Post Brexit, trade unions must fight to protect NHS workers including those from the EU

Trade unions must take immediate action to reassure NHS and social care staff from the EU that they are welcome and needed in the UK - and to protect the rights of all workers.

Christina McAnea
4 July 2016

So the referendum is over and the UK, or at least England and Wales, will likely be out of the European Union.  Most economics forecasters are predicting a period of financial uncertainty and this will likely impact on the NHS both directly in terms of funding but also through the effect on other public services. 

 At a time when the NHS is facing its biggest funding crisis, public sector spending looks likely to be squeezed at best and face huge cuts at worst. The “protection” of health funding by the government may have been mostly smoke and mirrors - ie it was cut but just not as drastically as other public services. But now even this slight protection may disappear.

But the most immediate issue is probably for the 60,000 NHS staff and at least 40,000 care workers who come from the EU, who face a worrying and unsettling time.

It is vital that the immediate message that goes out to them, and indeed to all other NHS staff, is that their contribution is valued and that they are welcome.
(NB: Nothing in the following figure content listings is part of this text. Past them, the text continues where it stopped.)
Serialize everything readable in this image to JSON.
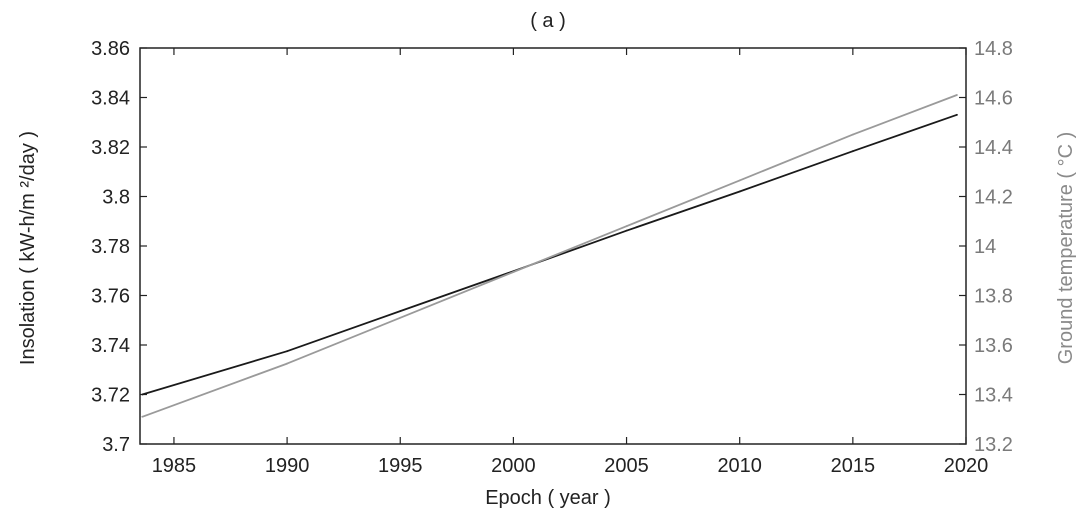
{
  "chart_data": {
    "type": "line",
    "title": "( a )",
    "xlabel": "Epoch ( year )",
    "ylabel_left": "Insolation ( kW-h/m ²/day )",
    "ylabel_right": "Ground temperature ( °C )",
    "xlim": [
      1983.5,
      2020
    ],
    "ylim_left": [
      3.7,
      3.86
    ],
    "ylim_right": [
      13.2,
      14.8
    ],
    "x_ticks": [
      1985,
      1990,
      1995,
      2000,
      2005,
      2010,
      2015,
      2020
    ],
    "y_left_ticks": [
      "3.7",
      "3.72",
      "3.74",
      "3.76",
      "3.78",
      "3.8",
      "3.82",
      "3.84",
      "3.86"
    ],
    "y_right_ticks": [
      "13.2",
      "13.4",
      "13.6",
      "13.8",
      "14",
      "14.2",
      "14.4",
      "14.6",
      "14.8"
    ],
    "grid": false,
    "series": [
      {
        "axis": "left",
        "color": "#1a1a1a",
        "x": [
          1983.6,
          1990,
          1995,
          2000,
          2005,
          2010,
          2015,
          2019.6
        ],
        "values": [
          3.72,
          3.7375,
          3.7537,
          3.7698,
          3.7862,
          3.802,
          3.8183,
          3.833
        ]
      },
      {
        "axis": "right",
        "color": "#9a9a9a",
        "x": [
          1983.6,
          1990,
          1995,
          2000,
          2005,
          2010,
          2015,
          2019.6
        ],
        "values": [
          13.31,
          13.525,
          13.71,
          13.895,
          14.08,
          14.265,
          14.45,
          14.61
        ]
      }
    ]
  }
}
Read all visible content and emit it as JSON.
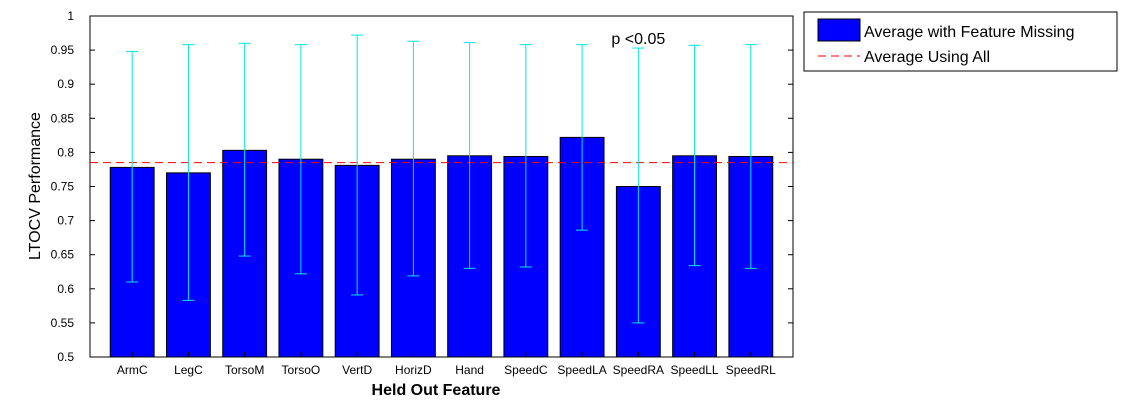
{
  "chart_data": {
    "type": "bar",
    "categories": [
      "ArmC",
      "LegC",
      "TorsoM",
      "TorsoO",
      "VertD",
      "HorizD",
      "Hand",
      "SpeedC",
      "SpeedLA",
      "SpeedRA",
      "SpeedLL",
      "SpeedRL"
    ],
    "series": [
      {
        "name": "Average with Feature Missing",
        "values": [
          0.778,
          0.77,
          0.803,
          0.79,
          0.781,
          0.79,
          0.795,
          0.794,
          0.822,
          0.75,
          0.795,
          0.794
        ],
        "error_low": [
          0.61,
          0.583,
          0.648,
          0.622,
          0.591,
          0.619,
          0.63,
          0.632,
          0.686,
          0.55,
          0.634,
          0.63
        ],
        "error_high": [
          0.948,
          0.958,
          0.96,
          0.958,
          0.972,
          0.963,
          0.961,
          0.958,
          0.958,
          0.953,
          0.957,
          0.958
        ],
        "color": "#0000ff"
      }
    ],
    "reference_line": {
      "name": "Average Using All",
      "value": 0.785,
      "color": "#ff0000",
      "style": "dashed"
    },
    "error_bar_color": "#00e5e5",
    "xlabel": "Held Out Feature",
    "ylabel": "LTOCV Performance",
    "ylim": [
      0.5,
      1
    ],
    "yticks": [
      "0.5",
      "0.55",
      "0.6",
      "0.65",
      "0.7",
      "0.75",
      "0.8",
      "0.85",
      "0.9",
      "0.95",
      "1"
    ],
    "annotation": "p <0.05",
    "annotation_category": "SpeedRA",
    "legend": {
      "placement": "top-right-outside"
    },
    "grid": false
  }
}
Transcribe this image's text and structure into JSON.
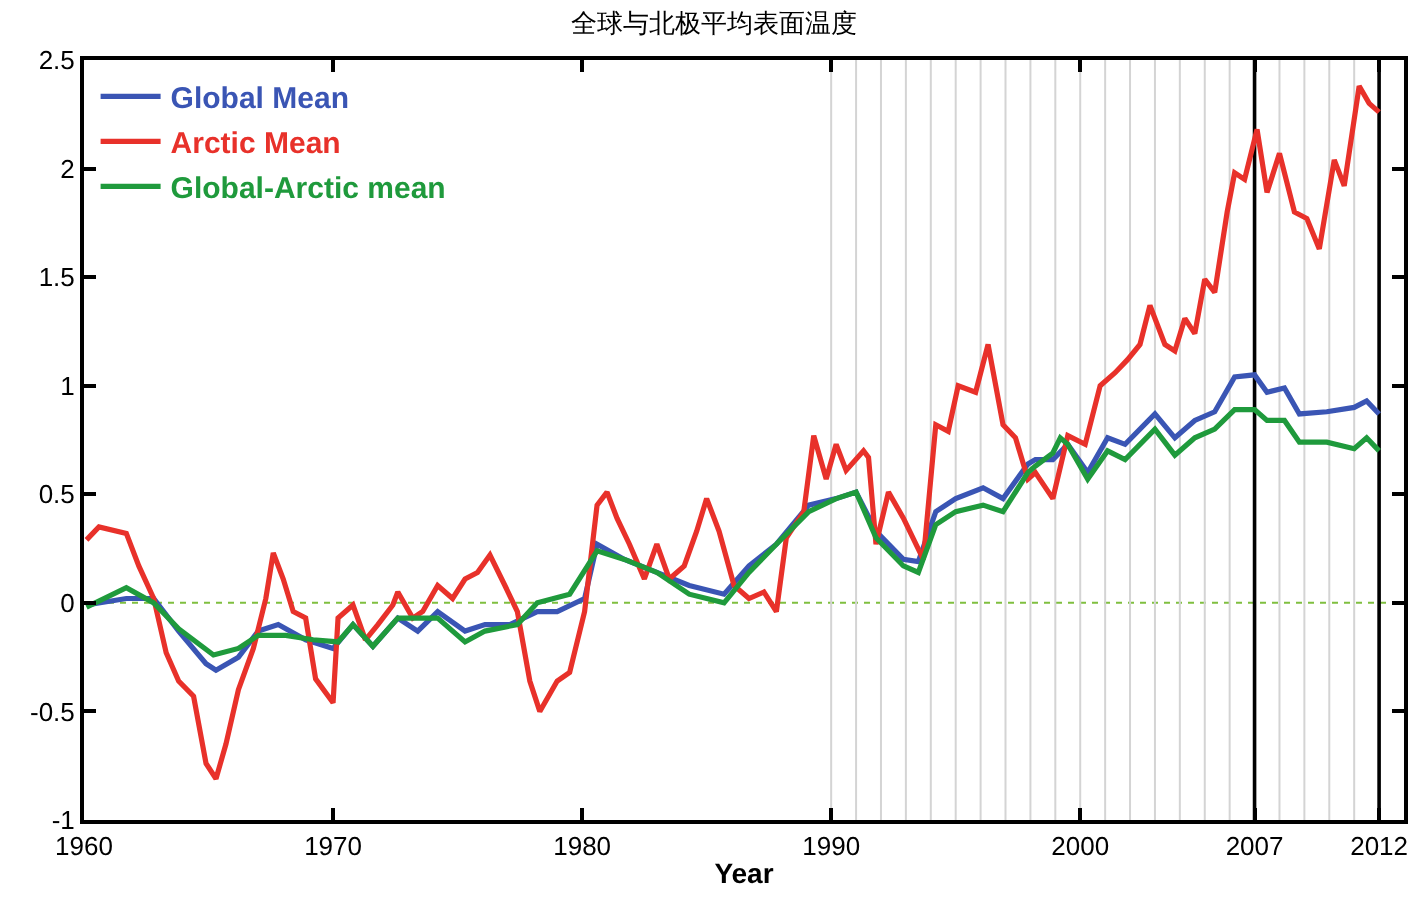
{
  "chart_data": {
    "type": "line",
    "title": "全球与北极平均表面温度",
    "xlabel": "Year",
    "xlim": [
      1960,
      2013
    ],
    "xticks": [
      1960,
      1970,
      1980,
      1990,
      2000,
      2007,
      2012
    ],
    "ylim": [
      -1,
      2.5
    ],
    "yticks": [
      -1,
      -0.5,
      0,
      0.5,
      1,
      1.5,
      2,
      2.5
    ],
    "grid": false,
    "legend": "top left",
    "marker": "none",
    "line_style": "solid",
    "series": [
      {
        "name": "Global Mean",
        "color": "#3a55b4",
        "x": [
          1960.1,
          1961.7,
          1962.8,
          1963.8,
          1964.9,
          1965.3,
          1966.2,
          1967.0,
          1967.8,
          1968.9,
          1970.0,
          1970.8,
          1971.6,
          1972.6,
          1973.4,
          1974.2,
          1975.3,
          1976.1,
          1977.1,
          1978.2,
          1979.0,
          1980.1,
          1980.6,
          1981.7,
          1983.0,
          1984.3,
          1985.7,
          1986.7,
          1987.8,
          1989.1,
          1990.2,
          1991.0,
          1991.8,
          1992.9,
          1993.5,
          1994.2,
          1995.0,
          1996.1,
          1996.9,
          1997.9,
          1998.2,
          1998.9,
          1999.5,
          2000.3,
          2001.1,
          2001.8,
          2003.0,
          2003.8,
          2004.6,
          2005.4,
          2006.2,
          2007.0,
          2007.5,
          2008.2,
          2008.8,
          2009.9,
          2011.0,
          2011.5,
          2012.0
        ],
        "values": [
          -0.01,
          0.02,
          0.02,
          -0.13,
          -0.28,
          -0.31,
          -0.25,
          -0.13,
          -0.1,
          -0.17,
          -0.21,
          -0.1,
          -0.2,
          -0.07,
          -0.13,
          -0.04,
          -0.13,
          -0.1,
          -0.1,
          -0.04,
          -0.04,
          0.02,
          0.27,
          0.2,
          0.14,
          0.08,
          0.04,
          0.17,
          0.27,
          0.45,
          0.48,
          0.51,
          0.33,
          0.2,
          0.19,
          0.42,
          0.48,
          0.53,
          0.48,
          0.64,
          0.66,
          0.66,
          0.73,
          0.6,
          0.76,
          0.73,
          0.87,
          0.76,
          0.84,
          0.88,
          1.04,
          1.05,
          0.97,
          0.99,
          0.87,
          0.88,
          0.9,
          0.93,
          0.87
        ]
      },
      {
        "name": "Arctic Mean",
        "color": "#e8312a",
        "x": [
          1960.1,
          1960.6,
          1961.7,
          1962.2,
          1962.8,
          1963.3,
          1963.8,
          1964.4,
          1964.9,
          1965.3,
          1965.7,
          1966.2,
          1966.8,
          1967.3,
          1967.6,
          1968.0,
          1968.4,
          1968.9,
          1969.3,
          1970.0,
          1970.2,
          1970.8,
          1971.3,
          1971.8,
          1972.4,
          1972.6,
          1973.2,
          1973.6,
          1974.2,
          1974.8,
          1975.3,
          1975.8,
          1976.3,
          1976.9,
          1977.4,
          1977.9,
          1978.3,
          1979.0,
          1979.5,
          1980.1,
          1980.6,
          1981.0,
          1981.4,
          1981.9,
          1982.5,
          1983.0,
          1983.5,
          1984.1,
          1984.6,
          1985.0,
          1985.5,
          1986.1,
          1986.7,
          1987.3,
          1987.8,
          1988.2,
          1988.9,
          1989.3,
          1989.8,
          1990.2,
          1990.6,
          1991.3,
          1991.5,
          1991.8,
          1992.3,
          1992.9,
          1993.7,
          1994.2,
          1994.7,
          1995.1,
          1995.8,
          1996.3,
          1996.9,
          1997.4,
          1997.9,
          1998.2,
          1998.9,
          1999.5,
          2000.2,
          2000.8,
          2001.4,
          2001.9,
          2002.4,
          2002.8,
          2003.4,
          2003.8,
          2004.2,
          2004.6,
          2005.0,
          2005.4,
          2005.9,
          2006.2,
          2006.6,
          2007.1,
          2007.5,
          2008.0,
          2008.6,
          2009.1,
          2009.6,
          2010.2,
          2010.6,
          2011.2,
          2011.6,
          2012.0
        ],
        "values": [
          0.29,
          0.35,
          0.32,
          0.17,
          0.02,
          -0.23,
          -0.36,
          -0.43,
          -0.74,
          -0.81,
          -0.65,
          -0.4,
          -0.21,
          0.02,
          0.23,
          0.11,
          -0.04,
          -0.07,
          -0.35,
          -0.46,
          -0.07,
          -0.01,
          -0.17,
          -0.1,
          -0.01,
          0.05,
          -0.07,
          -0.04,
          0.08,
          0.02,
          0.11,
          0.14,
          0.22,
          0.08,
          -0.04,
          -0.36,
          -0.5,
          -0.36,
          -0.32,
          -0.04,
          0.45,
          0.51,
          0.39,
          0.27,
          0.11,
          0.27,
          0.11,
          0.17,
          0.33,
          0.48,
          0.33,
          0.08,
          0.02,
          0.05,
          -0.04,
          0.3,
          0.42,
          0.77,
          0.57,
          0.73,
          0.61,
          0.7,
          0.67,
          0.27,
          0.51,
          0.39,
          0.2,
          0.82,
          0.79,
          1.0,
          0.97,
          1.19,
          0.82,
          0.76,
          0.57,
          0.6,
          0.48,
          0.77,
          0.73,
          1.0,
          1.06,
          1.12,
          1.19,
          1.37,
          1.19,
          1.16,
          1.31,
          1.24,
          1.49,
          1.43,
          1.8,
          1.98,
          1.95,
          2.18,
          1.89,
          2.07,
          1.8,
          1.77,
          1.63,
          2.04,
          1.92,
          2.38,
          2.3,
          2.26
        ]
      },
      {
        "name": "Global-Arctic mean",
        "color": "#1f9a3c",
        "x": [
          1960.1,
          1961.7,
          1962.8,
          1963.8,
          1965.2,
          1966.2,
          1967.0,
          1968.1,
          1969.2,
          1970.2,
          1970.8,
          1971.6,
          1972.6,
          1974.2,
          1975.3,
          1976.1,
          1977.4,
          1978.2,
          1979.5,
          1980.6,
          1981.7,
          1983.0,
          1984.3,
          1985.7,
          1986.7,
          1987.8,
          1989.1,
          1990.2,
          1991.0,
          1991.8,
          1992.9,
          1993.5,
          1994.2,
          1995.0,
          1996.1,
          1996.9,
          1997.9,
          1998.2,
          1998.9,
          1999.2,
          1999.5,
          2000.3,
          2001.1,
          2001.8,
          2003.0,
          2003.8,
          2004.6,
          2005.4,
          2006.2,
          2007.0,
          2007.5,
          2008.2,
          2008.8,
          2009.9,
          2011.0,
          2011.5,
          2012.0
        ],
        "values": [
          -0.02,
          0.07,
          0.0,
          -0.12,
          -0.24,
          -0.21,
          -0.15,
          -0.15,
          -0.17,
          -0.18,
          -0.1,
          -0.2,
          -0.07,
          -0.07,
          -0.18,
          -0.13,
          -0.1,
          0.0,
          0.04,
          0.24,
          0.2,
          0.14,
          0.04,
          0.0,
          0.14,
          0.27,
          0.42,
          0.48,
          0.51,
          0.3,
          0.17,
          0.14,
          0.36,
          0.42,
          0.45,
          0.42,
          0.6,
          0.63,
          0.69,
          0.76,
          0.73,
          0.57,
          0.7,
          0.66,
          0.8,
          0.68,
          0.76,
          0.8,
          0.89,
          0.89,
          0.84,
          0.84,
          0.74,
          0.74,
          0.71,
          0.76,
          0.7
        ]
      }
    ],
    "ref_lines": [
      {
        "axis": "y",
        "value": 0,
        "color": "#7fbf3f",
        "line_style": "dotted"
      },
      {
        "axis": "x",
        "value": 1990,
        "color": "#d4d4d4"
      },
      {
        "axis": "x",
        "value": 1991,
        "color": "#d4d4d4"
      },
      {
        "axis": "x",
        "value": 1992,
        "color": "#d4d4d4"
      },
      {
        "axis": "x",
        "value": 1993,
        "color": "#d4d4d4"
      },
      {
        "axis": "x",
        "value": 1994,
        "color": "#d4d4d4"
      },
      {
        "axis": "x",
        "value": 1995,
        "color": "#d4d4d4"
      },
      {
        "axis": "x",
        "value": 1996,
        "color": "#d4d4d4"
      },
      {
        "axis": "x",
        "value": 1997,
        "color": "#d4d4d4"
      },
      {
        "axis": "x",
        "value": 1998,
        "color": "#d4d4d4"
      },
      {
        "axis": "x",
        "value": 1999,
        "color": "#d4d4d4"
      },
      {
        "axis": "x",
        "value": 2000,
        "color": "#d4d4d4"
      },
      {
        "axis": "x",
        "value": 2001,
        "color": "#d4d4d4"
      },
      {
        "axis": "x",
        "value": 2002,
        "color": "#d4d4d4"
      },
      {
        "axis": "x",
        "value": 2003,
        "color": "#d4d4d4"
      },
      {
        "axis": "x",
        "value": 2004,
        "color": "#d4d4d4"
      },
      {
        "axis": "x",
        "value": 2005,
        "color": "#d4d4d4"
      },
      {
        "axis": "x",
        "value": 2006,
        "color": "#d4d4d4"
      },
      {
        "axis": "x",
        "value": 2007,
        "color": "#000000"
      },
      {
        "axis": "x",
        "value": 2008,
        "color": "#d4d4d4"
      },
      {
        "axis": "x",
        "value": 2009,
        "color": "#d4d4d4"
      },
      {
        "axis": "x",
        "value": 2010,
        "color": "#d4d4d4"
      },
      {
        "axis": "x",
        "value": 2011,
        "color": "#d4d4d4"
      },
      {
        "axis": "x",
        "value": 2012,
        "color": "#000000"
      }
    ]
  }
}
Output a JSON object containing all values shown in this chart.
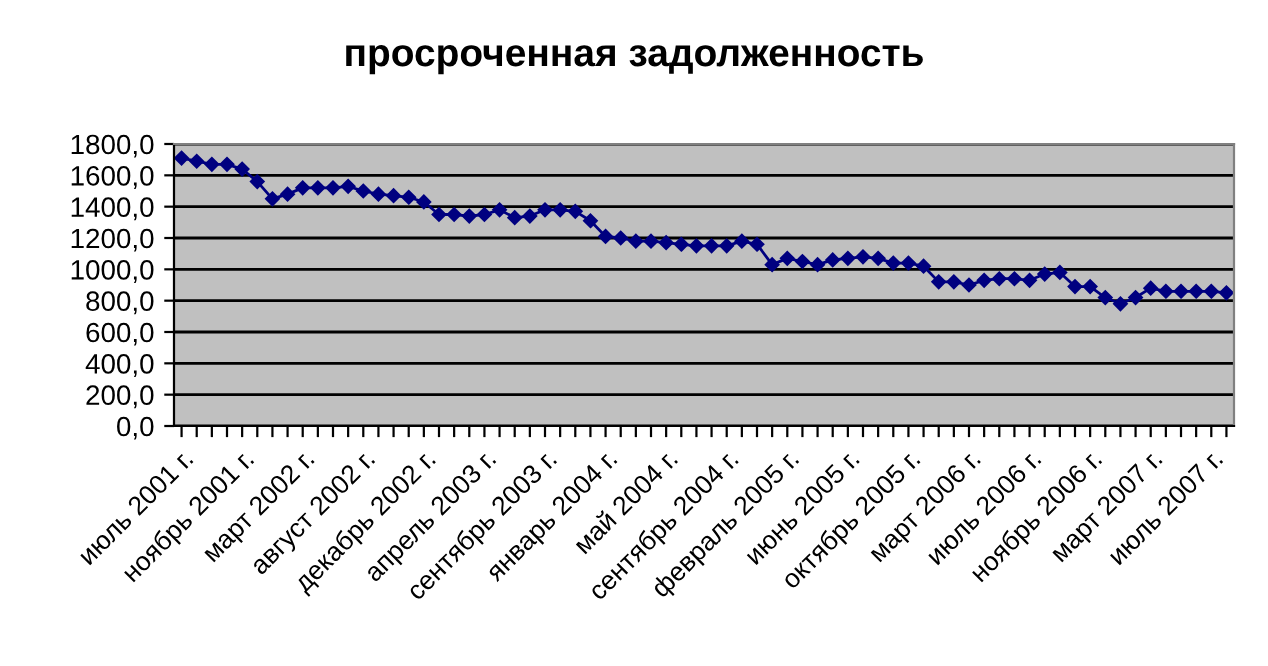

Employers and NHS organisations must make clear their support for these staff and the fact that any abuse or discrimination will not be tolerated.

For trade unions, it is time to reassure our members that we will continue to support them and fight to protect their rights.

On a practical level, there are a range of issues we as trade unions will be working on. We will be seeking early assurances on the rights of existing EU workers to remain in the UK. We will be making the case to keep free movement for NHS staff, otherwise we risk losing access to workers with the skills and qualifications essential for the NHS. And we need to audit the terms and conditions of NHS staff that derive from EU regulations and ensuring these can be protected, including the provisions of the working time directive, and cross-EU recognition of qualifications.

At this moment, many EU staff may be planning to return to their home country or to relocate to another EU country. The NHS cannot afford for this to happen.

Unions and employers must work together to reassure these staff that they continue to have a future in the NHS in the UK.